Wayne Fitzgerald Blackshear (born February 11, 1992) is an American former professional basketball player. He played college basketball for the Louisville Cardinals.

==High school and college career==
Blackshear played basketball for Curie Metropolitan High School before transferring to crosstown rival Morgan Park High School. He earned 2010 and 2011 first team All-State recognition from the Chicago Tribune, and was 2011 Chicago Sun-Times Sun-Times Player of the Year. He was a 2011 McDonald's All-American and a Parade All-American.

Between 2011 and 2015, Blackshear played college basketball for the Louisville Cardinals. As a sophomore in 2012–13, he helped the Cardinals win the 2013 NCAA Men's Division I Basketball Tournament. As a senior in 2014–15, Blackshear earned second-team Academic All-American honors and averaged 11.6 points and 4.3 rebounds in 32 games.

==Professional career==
After going undrafted in the 2015 NBA draft, Blackshear played for the San Antonio Spurs in the Orlando and Las Vegas NBA Summer Leagues. For the 2015–16 season, Blackshear moved to Italy to play for Giorgio Tesi Group Pistoia in the Italian first division. In 31 games, he averaged 10.7 points and 3.4 rebounds per game.

After playing for the Charlotte Hornets during the 2016 Orlando Summer League, Blackshear returned to Italy for the 2016–17 season, this time with Unieuro Forlì in the Italian second division. Due to a knee injury, he played only 14 games for Forlì. He averaged 15.5 points, 5.2 rebounds, 1.7 assists and 1.4 steals per game.

Between December 22, 2017, and January 6, 2018, Blackshear played four games in Lebanon with Byblos Club. He averaged 15.5 points, 6.8 rebounds, 1.3 assists and 1.8 steals per game.

For the 2018–19 season, Blackshear moved to Finland to play for the Helsinki Seagulls. In 24 games, he averaged 18.1 points, 4.5 rebounds, 1.8 assists and 1.1 steals per game.
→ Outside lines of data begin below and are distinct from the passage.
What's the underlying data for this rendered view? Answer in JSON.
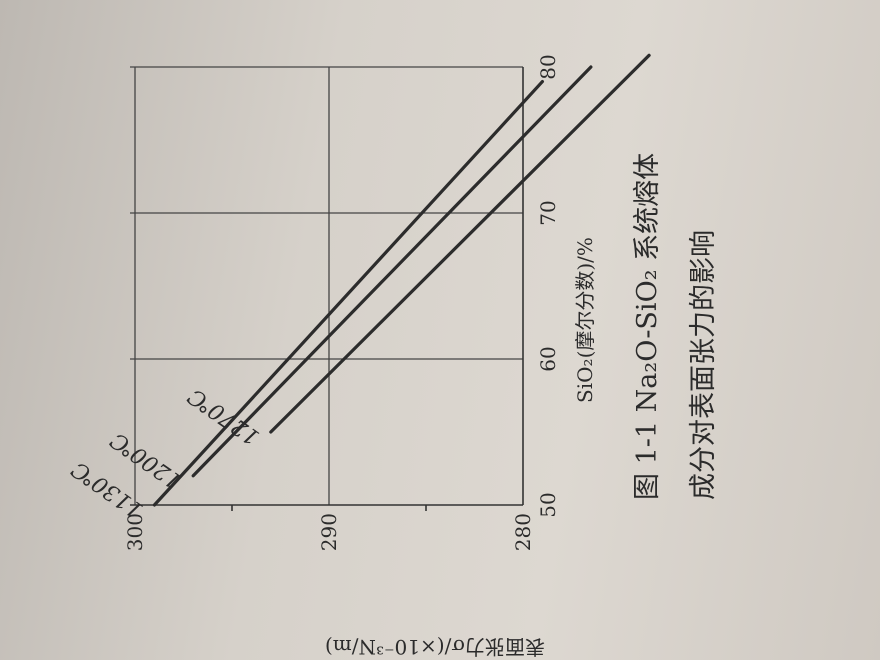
{
  "chart_data": {
    "type": "line",
    "xlabel": "SiO₂(摩尔分数)/%",
    "ylabel": "表面张力σ/(×10⁻³N/m)",
    "xlim": [
      50,
      80
    ],
    "ylim": [
      280,
      300
    ],
    "x_ticks": [
      "50",
      "60",
      "70",
      "80"
    ],
    "y_ticks": [
      "280",
      "290",
      "300"
    ],
    "grid": true,
    "series": [
      {
        "name": "1130℃",
        "x": [
          50,
          79
        ],
        "y": [
          299,
          279
        ]
      },
      {
        "name": "1200℃",
        "x": [
          52,
          80
        ],
        "y": [
          297,
          276.5
        ]
      },
      {
        "name": "1270℃",
        "x": [
          55,
          80.8
        ],
        "y": [
          293,
          273.5
        ]
      }
    ]
  },
  "caption": {
    "line1": "图 1-1   Na₂O-SiO₂ 系统熔体",
    "line2": "成分对表面张力的影响"
  }
}
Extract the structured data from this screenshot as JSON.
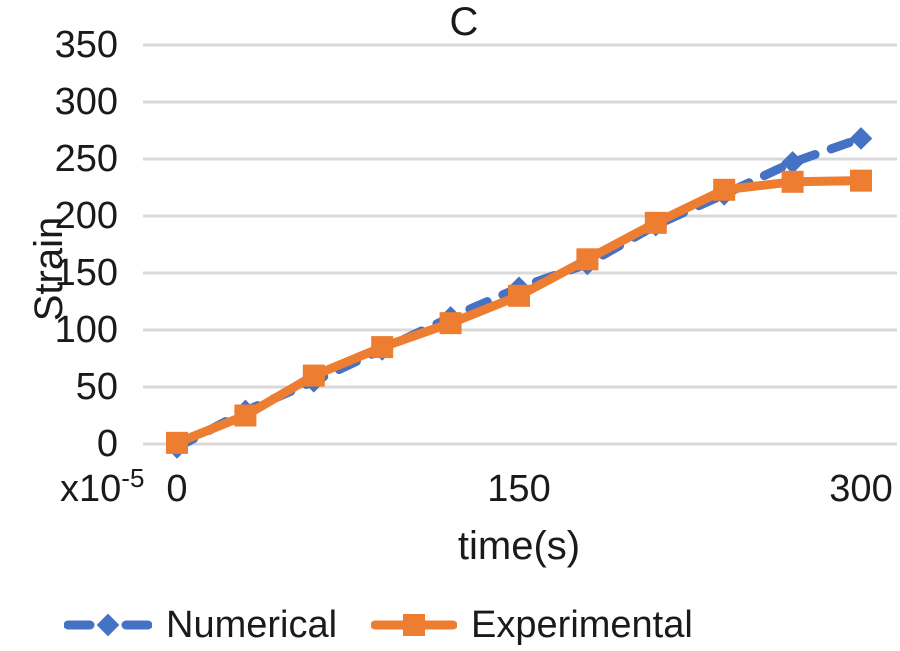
{
  "chart_data": {
    "type": "line",
    "title": "C",
    "xlabel": "time(s)",
    "ylabel": "Strain",
    "axis_multiplier": {
      "mantissa": "x10",
      "exponent": "-5"
    },
    "x": [
      0,
      30,
      60,
      90,
      120,
      150,
      180,
      210,
      240,
      270,
      300
    ],
    "series": [
      {
        "name": "Numerical",
        "color": "#4472C4",
        "line_style": "dashed",
        "marker": "diamond",
        "values": [
          -3,
          29,
          55,
          83,
          111,
          137,
          158,
          192,
          219,
          247,
          268
        ]
      },
      {
        "name": "Experimental",
        "color": "#ED7D31",
        "line_style": "solid",
        "marker": "square",
        "values": [
          1,
          25,
          60,
          85,
          106,
          130,
          162,
          194,
          223,
          230,
          231
        ]
      }
    ],
    "xlim": [
      0,
      300
    ],
    "ylim": [
      0,
      350
    ],
    "x_ticks": [
      0,
      150,
      300
    ],
    "y_ticks": [
      0,
      50,
      100,
      150,
      200,
      250,
      300,
      350
    ],
    "grid": true,
    "gridline_color": "#D9D9D9",
    "text_color": "#1a1a1a",
    "legend_position": "bottom"
  }
}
For the 2019–20 season, Blackshear joined the Maine Red Claws of the NBA G League.

On February 18, 2020, Blackshear signed with the Franklin Bulls in New Zealand for the 2020 NBL season.
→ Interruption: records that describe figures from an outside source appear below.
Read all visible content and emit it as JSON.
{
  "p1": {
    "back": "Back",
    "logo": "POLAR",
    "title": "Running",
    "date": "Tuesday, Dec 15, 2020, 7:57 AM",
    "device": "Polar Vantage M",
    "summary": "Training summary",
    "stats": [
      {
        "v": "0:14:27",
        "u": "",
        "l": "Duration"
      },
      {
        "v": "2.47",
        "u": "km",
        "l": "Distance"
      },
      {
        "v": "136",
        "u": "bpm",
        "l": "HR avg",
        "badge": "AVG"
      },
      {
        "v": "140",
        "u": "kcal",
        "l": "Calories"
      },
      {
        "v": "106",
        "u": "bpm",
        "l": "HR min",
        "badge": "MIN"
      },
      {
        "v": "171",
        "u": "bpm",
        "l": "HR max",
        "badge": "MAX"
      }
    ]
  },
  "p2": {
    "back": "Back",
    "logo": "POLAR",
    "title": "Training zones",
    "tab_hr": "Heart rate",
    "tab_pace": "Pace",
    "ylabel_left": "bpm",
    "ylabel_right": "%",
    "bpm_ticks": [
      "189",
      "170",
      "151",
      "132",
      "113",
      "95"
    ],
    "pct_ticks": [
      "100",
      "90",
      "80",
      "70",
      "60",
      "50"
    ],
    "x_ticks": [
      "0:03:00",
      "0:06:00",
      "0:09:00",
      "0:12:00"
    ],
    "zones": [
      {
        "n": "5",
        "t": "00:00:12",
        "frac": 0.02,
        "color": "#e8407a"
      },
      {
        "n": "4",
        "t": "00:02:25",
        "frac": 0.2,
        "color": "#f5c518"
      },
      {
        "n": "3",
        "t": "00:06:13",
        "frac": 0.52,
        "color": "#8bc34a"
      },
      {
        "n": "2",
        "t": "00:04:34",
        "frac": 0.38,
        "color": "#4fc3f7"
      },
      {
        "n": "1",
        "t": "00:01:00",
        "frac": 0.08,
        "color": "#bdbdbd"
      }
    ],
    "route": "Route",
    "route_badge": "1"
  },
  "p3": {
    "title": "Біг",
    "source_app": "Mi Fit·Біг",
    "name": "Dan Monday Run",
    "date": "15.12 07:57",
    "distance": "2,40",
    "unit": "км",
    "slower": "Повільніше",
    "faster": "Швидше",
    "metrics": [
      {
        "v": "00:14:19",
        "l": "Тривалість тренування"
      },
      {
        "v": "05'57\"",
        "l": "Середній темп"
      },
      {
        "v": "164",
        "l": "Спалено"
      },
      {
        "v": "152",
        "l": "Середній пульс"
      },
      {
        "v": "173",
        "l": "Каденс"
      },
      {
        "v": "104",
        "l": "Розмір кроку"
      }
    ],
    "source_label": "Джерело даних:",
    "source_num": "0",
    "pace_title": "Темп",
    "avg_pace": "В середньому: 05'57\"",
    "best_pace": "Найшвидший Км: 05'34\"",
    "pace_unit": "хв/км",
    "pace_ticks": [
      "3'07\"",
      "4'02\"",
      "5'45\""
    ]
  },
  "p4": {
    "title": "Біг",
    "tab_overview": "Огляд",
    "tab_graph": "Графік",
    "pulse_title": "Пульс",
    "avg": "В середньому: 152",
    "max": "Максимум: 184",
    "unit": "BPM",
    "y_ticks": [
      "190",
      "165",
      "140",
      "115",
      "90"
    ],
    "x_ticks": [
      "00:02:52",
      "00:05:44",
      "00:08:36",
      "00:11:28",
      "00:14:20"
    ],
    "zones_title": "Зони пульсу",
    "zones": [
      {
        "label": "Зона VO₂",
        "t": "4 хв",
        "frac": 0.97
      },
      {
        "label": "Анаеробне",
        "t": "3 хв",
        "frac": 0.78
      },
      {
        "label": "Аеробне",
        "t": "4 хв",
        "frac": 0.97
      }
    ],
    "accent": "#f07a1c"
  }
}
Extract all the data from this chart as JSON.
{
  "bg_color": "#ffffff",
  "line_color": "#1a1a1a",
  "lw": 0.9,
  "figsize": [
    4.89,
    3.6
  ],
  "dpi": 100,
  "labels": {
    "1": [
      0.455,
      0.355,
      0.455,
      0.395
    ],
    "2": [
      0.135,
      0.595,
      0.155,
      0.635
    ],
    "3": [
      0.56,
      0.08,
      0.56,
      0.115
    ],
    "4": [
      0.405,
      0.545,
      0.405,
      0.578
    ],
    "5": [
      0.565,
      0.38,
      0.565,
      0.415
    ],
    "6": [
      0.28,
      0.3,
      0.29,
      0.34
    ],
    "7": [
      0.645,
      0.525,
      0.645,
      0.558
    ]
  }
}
On July 28, 2020, Blackshear signed with Spójnia Stargard of the PLK. In five games, Blackshear averaged 8.2 points and 3.2 rebounds per game. On October 25, 2020, he parted ways with the team.
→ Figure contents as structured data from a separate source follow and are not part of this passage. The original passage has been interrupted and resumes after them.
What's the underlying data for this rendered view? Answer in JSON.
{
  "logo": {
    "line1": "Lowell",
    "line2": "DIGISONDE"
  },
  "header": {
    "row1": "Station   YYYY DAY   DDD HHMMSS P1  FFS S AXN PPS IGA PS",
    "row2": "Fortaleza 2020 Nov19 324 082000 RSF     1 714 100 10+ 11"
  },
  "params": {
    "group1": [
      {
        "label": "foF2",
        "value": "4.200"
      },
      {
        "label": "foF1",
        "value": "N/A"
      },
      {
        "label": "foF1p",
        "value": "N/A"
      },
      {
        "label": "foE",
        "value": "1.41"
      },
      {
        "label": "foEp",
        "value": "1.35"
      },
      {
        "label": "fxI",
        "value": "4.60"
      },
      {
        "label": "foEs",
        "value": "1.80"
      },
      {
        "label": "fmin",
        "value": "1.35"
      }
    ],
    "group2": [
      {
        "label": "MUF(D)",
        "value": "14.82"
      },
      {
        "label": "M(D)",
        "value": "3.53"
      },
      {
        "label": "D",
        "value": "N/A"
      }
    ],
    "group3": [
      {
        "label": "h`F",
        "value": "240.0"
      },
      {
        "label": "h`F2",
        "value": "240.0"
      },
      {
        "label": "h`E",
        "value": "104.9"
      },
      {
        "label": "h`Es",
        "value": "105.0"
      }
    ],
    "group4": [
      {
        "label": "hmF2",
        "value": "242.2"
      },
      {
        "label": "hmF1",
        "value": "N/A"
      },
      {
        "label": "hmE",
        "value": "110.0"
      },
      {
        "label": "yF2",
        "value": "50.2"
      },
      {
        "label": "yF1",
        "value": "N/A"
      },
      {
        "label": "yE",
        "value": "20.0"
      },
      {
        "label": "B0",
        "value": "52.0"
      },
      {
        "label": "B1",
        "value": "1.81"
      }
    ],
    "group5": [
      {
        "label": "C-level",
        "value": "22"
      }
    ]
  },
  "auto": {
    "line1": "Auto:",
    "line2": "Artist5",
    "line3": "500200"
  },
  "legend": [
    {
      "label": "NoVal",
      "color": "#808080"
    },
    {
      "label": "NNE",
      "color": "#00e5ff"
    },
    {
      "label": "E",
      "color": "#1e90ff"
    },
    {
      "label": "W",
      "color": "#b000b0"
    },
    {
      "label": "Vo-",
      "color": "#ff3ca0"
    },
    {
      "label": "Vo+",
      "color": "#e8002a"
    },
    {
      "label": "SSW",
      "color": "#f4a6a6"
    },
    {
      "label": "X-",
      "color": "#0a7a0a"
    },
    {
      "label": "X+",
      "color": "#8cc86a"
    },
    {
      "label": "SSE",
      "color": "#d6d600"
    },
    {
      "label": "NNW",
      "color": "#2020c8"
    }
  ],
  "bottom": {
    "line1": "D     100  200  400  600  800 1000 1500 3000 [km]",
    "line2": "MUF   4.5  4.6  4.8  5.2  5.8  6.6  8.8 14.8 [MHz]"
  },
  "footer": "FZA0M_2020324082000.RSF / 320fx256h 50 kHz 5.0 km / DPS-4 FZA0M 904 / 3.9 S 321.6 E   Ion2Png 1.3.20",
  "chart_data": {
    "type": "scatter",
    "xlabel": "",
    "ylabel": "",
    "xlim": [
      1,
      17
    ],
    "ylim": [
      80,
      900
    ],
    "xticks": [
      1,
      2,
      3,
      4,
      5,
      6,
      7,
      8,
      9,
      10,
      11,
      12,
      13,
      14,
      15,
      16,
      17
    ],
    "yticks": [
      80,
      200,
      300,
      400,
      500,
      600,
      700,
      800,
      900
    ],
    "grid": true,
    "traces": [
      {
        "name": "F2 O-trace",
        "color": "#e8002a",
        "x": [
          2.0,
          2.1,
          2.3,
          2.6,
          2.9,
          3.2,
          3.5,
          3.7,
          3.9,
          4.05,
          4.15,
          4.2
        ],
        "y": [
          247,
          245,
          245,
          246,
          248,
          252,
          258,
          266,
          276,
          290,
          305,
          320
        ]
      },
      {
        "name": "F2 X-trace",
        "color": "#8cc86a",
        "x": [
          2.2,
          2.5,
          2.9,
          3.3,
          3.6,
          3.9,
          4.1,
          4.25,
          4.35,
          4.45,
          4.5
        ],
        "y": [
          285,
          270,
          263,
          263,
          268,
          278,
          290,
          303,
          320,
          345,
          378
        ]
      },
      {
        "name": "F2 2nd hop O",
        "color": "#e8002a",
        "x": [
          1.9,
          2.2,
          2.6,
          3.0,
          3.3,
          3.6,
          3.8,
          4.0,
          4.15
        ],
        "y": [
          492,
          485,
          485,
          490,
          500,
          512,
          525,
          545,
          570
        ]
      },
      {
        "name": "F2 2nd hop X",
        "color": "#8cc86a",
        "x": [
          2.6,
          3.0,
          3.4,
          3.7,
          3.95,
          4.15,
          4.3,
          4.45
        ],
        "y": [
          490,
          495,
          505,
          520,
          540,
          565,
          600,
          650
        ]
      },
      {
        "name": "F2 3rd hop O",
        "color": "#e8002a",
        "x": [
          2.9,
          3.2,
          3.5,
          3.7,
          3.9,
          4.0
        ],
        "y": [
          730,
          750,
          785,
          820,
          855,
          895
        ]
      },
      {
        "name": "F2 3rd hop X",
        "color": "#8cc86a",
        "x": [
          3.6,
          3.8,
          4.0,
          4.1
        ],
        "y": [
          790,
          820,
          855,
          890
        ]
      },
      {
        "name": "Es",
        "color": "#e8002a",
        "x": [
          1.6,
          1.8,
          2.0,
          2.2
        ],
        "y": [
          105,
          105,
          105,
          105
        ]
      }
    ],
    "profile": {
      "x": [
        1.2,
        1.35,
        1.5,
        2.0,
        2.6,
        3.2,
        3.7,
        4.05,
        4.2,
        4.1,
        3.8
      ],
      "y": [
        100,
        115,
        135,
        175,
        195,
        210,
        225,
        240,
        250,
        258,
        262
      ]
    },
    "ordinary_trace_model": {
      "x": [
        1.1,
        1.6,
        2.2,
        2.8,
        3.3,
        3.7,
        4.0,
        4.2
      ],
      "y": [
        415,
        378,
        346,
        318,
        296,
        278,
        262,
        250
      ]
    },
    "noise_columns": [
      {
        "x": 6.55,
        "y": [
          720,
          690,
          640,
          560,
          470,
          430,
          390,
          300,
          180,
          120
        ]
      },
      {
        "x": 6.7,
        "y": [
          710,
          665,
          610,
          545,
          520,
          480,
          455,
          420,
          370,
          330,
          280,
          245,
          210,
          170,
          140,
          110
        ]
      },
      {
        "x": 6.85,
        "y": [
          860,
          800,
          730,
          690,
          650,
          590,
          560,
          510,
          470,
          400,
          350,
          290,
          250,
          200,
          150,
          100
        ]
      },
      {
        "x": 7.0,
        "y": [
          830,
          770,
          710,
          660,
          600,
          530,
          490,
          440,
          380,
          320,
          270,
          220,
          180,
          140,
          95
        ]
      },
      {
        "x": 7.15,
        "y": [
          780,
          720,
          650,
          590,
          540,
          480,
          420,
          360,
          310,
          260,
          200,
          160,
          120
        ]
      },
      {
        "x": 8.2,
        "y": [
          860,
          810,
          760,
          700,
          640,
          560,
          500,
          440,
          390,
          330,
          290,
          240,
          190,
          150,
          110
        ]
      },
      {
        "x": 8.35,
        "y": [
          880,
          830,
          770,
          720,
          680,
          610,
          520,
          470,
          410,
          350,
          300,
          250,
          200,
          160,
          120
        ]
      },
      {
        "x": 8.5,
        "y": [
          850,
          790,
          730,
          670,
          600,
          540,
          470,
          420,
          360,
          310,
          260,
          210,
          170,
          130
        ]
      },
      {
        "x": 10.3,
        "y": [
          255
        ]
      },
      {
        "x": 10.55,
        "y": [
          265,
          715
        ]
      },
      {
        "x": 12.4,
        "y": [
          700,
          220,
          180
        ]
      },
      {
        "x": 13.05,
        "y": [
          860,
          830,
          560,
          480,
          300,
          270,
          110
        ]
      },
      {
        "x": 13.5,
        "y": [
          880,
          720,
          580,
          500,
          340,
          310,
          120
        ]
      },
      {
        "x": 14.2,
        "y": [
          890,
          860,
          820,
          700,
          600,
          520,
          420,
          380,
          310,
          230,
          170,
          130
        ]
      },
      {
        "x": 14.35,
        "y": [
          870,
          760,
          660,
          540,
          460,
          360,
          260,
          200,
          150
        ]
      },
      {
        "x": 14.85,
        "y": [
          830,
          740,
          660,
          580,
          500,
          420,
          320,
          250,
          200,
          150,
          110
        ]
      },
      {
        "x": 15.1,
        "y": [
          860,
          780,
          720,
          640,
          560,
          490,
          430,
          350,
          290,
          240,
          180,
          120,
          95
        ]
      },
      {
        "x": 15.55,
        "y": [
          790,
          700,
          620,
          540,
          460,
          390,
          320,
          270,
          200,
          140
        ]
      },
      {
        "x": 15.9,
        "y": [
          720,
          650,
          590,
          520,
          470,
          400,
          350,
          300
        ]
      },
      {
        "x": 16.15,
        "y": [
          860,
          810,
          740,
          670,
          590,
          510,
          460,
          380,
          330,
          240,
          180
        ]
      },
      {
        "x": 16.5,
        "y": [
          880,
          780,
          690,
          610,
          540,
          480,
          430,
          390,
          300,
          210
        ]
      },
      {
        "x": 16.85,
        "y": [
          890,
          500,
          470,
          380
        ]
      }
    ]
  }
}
On October 23, 2021, Blackshear signed with the Maine Celtics. He did not make the team's final roster.

On December 31, 2021, Blackshear was acquired by the Long Island Nets. However, he was removed from the team on January 19, 2022.

===Maine Celtics (2022)===
On February 11, Blackshear was acquired by the Maine Celtics. He was then later waived on February 27, 2022.